Further, one can show that in Yang-Mills theory, the field strength as the curvature two-form pulled back by a section:
$$\mathcal{F}=\sigma^*(D\omega)$$
I have zero intuition about why taking the horizontal part in the definition of the exterior covariant derivative. Why would one even think about this in the beginning? Why does this definition make sense?
In the seemly straightforward (from a physics point of view) definition of Yang-Mills field strength
$$\mathcal{F}=dA+A\wedge A$$
how could I tell to formulate this in the language of connections on fibre bundles, one would need that "horizontal part" in the definition?
The way I think about horizontality of such a form is as follows. If we have a principal $G$-bundle $P\to M$, we can take the curvature $F_A$ of a connection $A$ on $P$. But now we have information which lives on $P$, namely $F_A\in\Omega^2(P,\mathfrak{g})$, where $\mathfrak{g}$ is the Lie algebra of $G$. We want to have this information on the base manifold $M$. You should be able to find the following theorem, in any text book that discusses gauge theory: there exists an isomorphism between $\Omega^k(M,\text{Ad}(P))$ and $\Omega^k_\text{basic}(P,\mathfrak{g})$, where the space of basic forms are Ad-equivariant horizontal $k$-forms on $P$.
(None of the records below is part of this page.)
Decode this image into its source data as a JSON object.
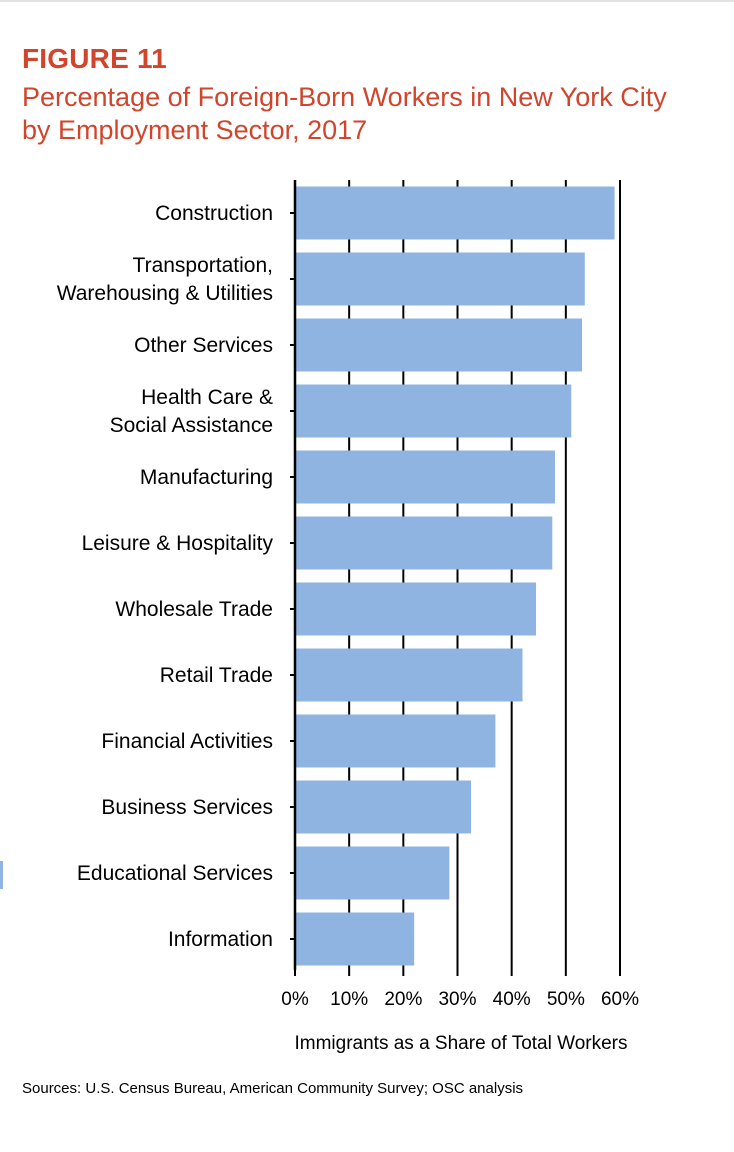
{
  "figure": {
    "label": "FIGURE 11",
    "title": "Percentage of Foreign-Born Workers in New York City by Employment Sector, 2017",
    "source": "Sources: U.S. Census Bureau, American Community Survey; OSC analysis"
  },
  "chart_data": {
    "type": "bar",
    "orientation": "horizontal",
    "title": "Percentage of Foreign-Born Workers in New York City by Employment Sector, 2017",
    "xlabel": "Immigrants as a Share of Total Workers",
    "ylabel": "",
    "categories": [
      [
        "Construction"
      ],
      [
        "Transportation,",
        "Warehousing & Utilities"
      ],
      [
        "Other Services"
      ],
      [
        "Health Care &",
        "Social Assistance"
      ],
      [
        "Manufacturing"
      ],
      [
        "Leisure & Hospitality"
      ],
      [
        "Wholesale Trade"
      ],
      [
        "Retail Trade"
      ],
      [
        "Financial Activities"
      ],
      [
        "Business Services"
      ],
      [
        "Educational Services"
      ],
      [
        "Information"
      ]
    ],
    "values": [
      59,
      53.5,
      53,
      51,
      48,
      47.5,
      44.5,
      42,
      37,
      32.5,
      28.5,
      22
    ],
    "value_unit": "%",
    "xlim": [
      0,
      60
    ],
    "xticks": [
      "0%",
      "10%",
      "20%",
      "30%",
      "40%",
      "50%",
      "60%"
    ],
    "grid": "vertical gridlines at each 10%",
    "legend": "none",
    "bar_color": "#8fb4e2",
    "grid_color": "#000000"
  }
}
So if we keep in mind that we actually want data on the base manifold $M$, it makes sense to consider horizontal (and equivariant) forms. But there is generally no canonical way of choosing a horizontal sub-bundle of $TP$, and so we are left with this "gauge freedom" of choosing our own horizontal distribution. Note that the Yang-Mills equation is in fact phrased in terms of such forms on the base manifold, because $M$ is where we would have a Riemannian metric - not $P$.
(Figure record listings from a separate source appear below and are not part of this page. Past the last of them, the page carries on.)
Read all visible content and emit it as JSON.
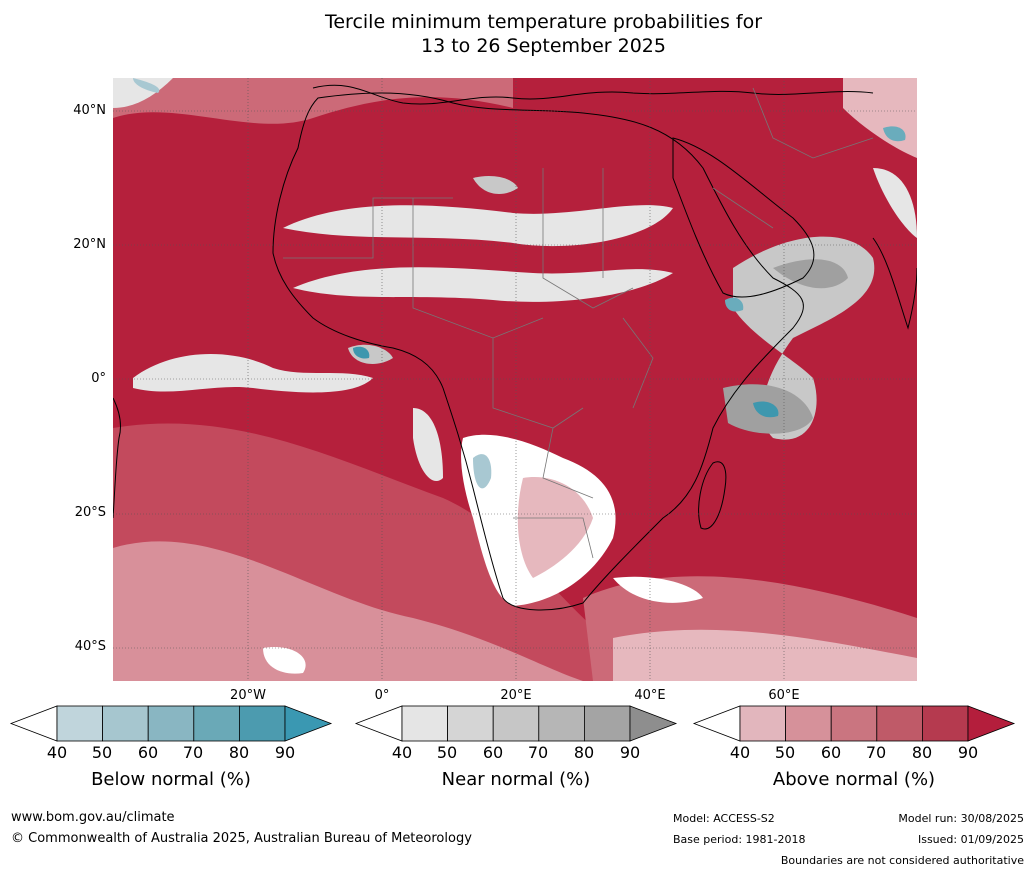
{
  "title_line1": "Tercile minimum temperature probabilities for",
  "title_line2": "13 to 26 September 2025",
  "map": {
    "lat_labels": [
      "40°N",
      "20°N",
      "0°",
      "20°S",
      "40°S"
    ],
    "lon_labels": [
      "20°W",
      "0°",
      "20°E",
      "40°E",
      "60°E"
    ],
    "colors": {
      "ocean_base": "#b5203c",
      "above_90": "#b5203c",
      "above_80": "#c34a5d",
      "above_70": "#cc6a78",
      "above_60": "#d8909a",
      "above_50": "#e6b8be",
      "near_40": "#e6e6e6",
      "near_60": "#c8c8c8",
      "near_80": "#a0a0a0",
      "below_50": "#a8c8d2",
      "below_70": "#6aacbc",
      "below_90": "#3e97ae",
      "white": "#ffffff"
    }
  },
  "colorbars": [
    {
      "name": "below",
      "ticks": [
        "40",
        "50",
        "60",
        "70",
        "80",
        "90"
      ],
      "colors": [
        "#c0d5dc",
        "#a6c6cf",
        "#89b6c2",
        "#6aa9b7",
        "#4c9baf",
        "#3a98b2"
      ],
      "title": "Below normal (%)"
    },
    {
      "name": "near",
      "ticks": [
        "40",
        "50",
        "60",
        "70",
        "80",
        "90"
      ],
      "colors": [
        "#e5e5e5",
        "#d5d5d5",
        "#c6c6c6",
        "#b6b6b6",
        "#a4a4a4",
        "#8e8e8e"
      ],
      "title": "Near normal (%)"
    },
    {
      "name": "above",
      "ticks": [
        "40",
        "50",
        "60",
        "70",
        "80",
        "90"
      ],
      "colors": [
        "#e2b6bd",
        "#d6919a",
        "#ca7580",
        "#bf5a68",
        "#b53a4f",
        "#b41e3c"
      ],
      "title": "Above normal (%)"
    }
  ],
  "footer": {
    "website": "www.bom.gov.au/climate",
    "copyright": "© Commonwealth of Australia 2025, Australian Bureau of Meteorology",
    "model": "Model: ACCESS-S2",
    "base_period": "Base period: 1981-2018",
    "model_run": "Model run: 30/08/2025",
    "issued": "Issued: 01/09/2025",
    "disclaimer": "Boundaries are not considered authoritative"
  }
}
As an example, consider the trivial bundle $S^1\times S^1$. Then the way I think about a horizontal distribution on this total space, i.e. the torus, is as a foliation of $S^1\times S^1$, where the leaves of the foliation are the integral submanifolds of the horizontal distribution. Each of these leaves is diffeomorphic to the base space $S^1$, and the tangent space of each of these leaves is the horizontal distribution restricted to the leaf. If $\omega\in\Omega^1_\text{basic}(P,\mathfrak{g})$, then we can restrict this to a form $\iota^*\omega\in\Omega^1(L,\mathfrak{g})$ where $L$ denotes a leaf of the foliation. The fact that $\omega$ is $\text{Ad}$-equivariant implies that this restriction does not depend on the choice of leaf in the foliation, and the fact that $\omega$ is horizontal means we lose nothing by considering it as a $1$-form on this leaf, because any component of an input vector which is not tangent to the leaf will be killed off.
When I say that $\iota^*\omega$ does not depend on the choice of leaf, I mean the following. Suppose we are at a point $x\in S^1$, i.e. on the base space. If we have two points $p_1,p_2$ in the fibre $\pi^{-1}(x)$, then we can evaluate $\omega$ on the leaf through $p_1$ or the leaf through $p_2$, and these yield the same result. Thus, from the $1$-form on $P$, we have now obtained a $1$-form on $S^1$, which is where we actually wanted it.
As a final note: a word of caution. The above picture helps (me, at least) with understanding how connections and horizontality make sense, but for a general connection there will no integral submanifolds through each point - this is because integrability of the horizontal distribution is equivalent to the connection being flat.